Ontario MPP
- In office 1886–1894
- Preceded by: New riding
- Succeeded by: John Hilliard Carnegie
- Constituency: Victoria East
- In office 1883–1886
- Preceded by: Samuel Stanley Peck
- Succeeded by: Riding abolished
- Constituency: Victoria North

Personal details
- Born: January 21, 1819 Ingleby Greenhow, Yorkshire, England
- Died: February 5, 1901 (aged 82) Somerville Township, Victoria County, Ontario
- Party: Conservative
- Spouse: Jane Carling ​(m. 1842)​
- Occupation: Farmer

= John Fell (Canadian politician) =

Canadian politician

John Fell (January 21, 1819 - February 5, 1901) was an Ontario businessman, farmer and political figure. He represented Victoria North from 1883 to 1890 as a Conservative member.

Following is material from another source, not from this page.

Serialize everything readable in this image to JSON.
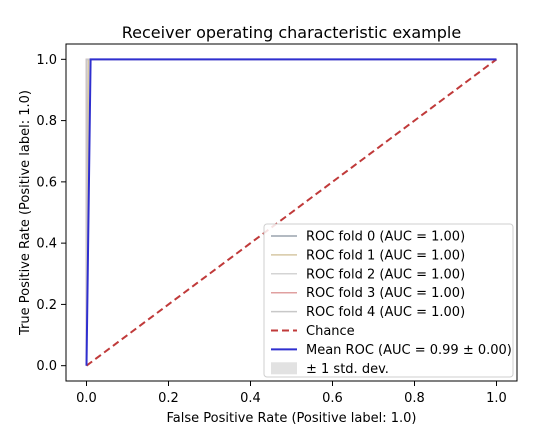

He was born in Ingleby Greenhow, Yorkshire, England in 1819, the son of a farmer, and grew up there. He married Jane Carling in 1842 Fell came to Durham County, Canada West in 1854. He first settled at Cavan but moved to Somerville Township in 1860. He operated a sawmill and shingle mill. Fell was reeve of Somerville and warden for Victoria County. He also served as postmaster for Bury's Green. He ran unsuccessfully in Victoria North in 1879.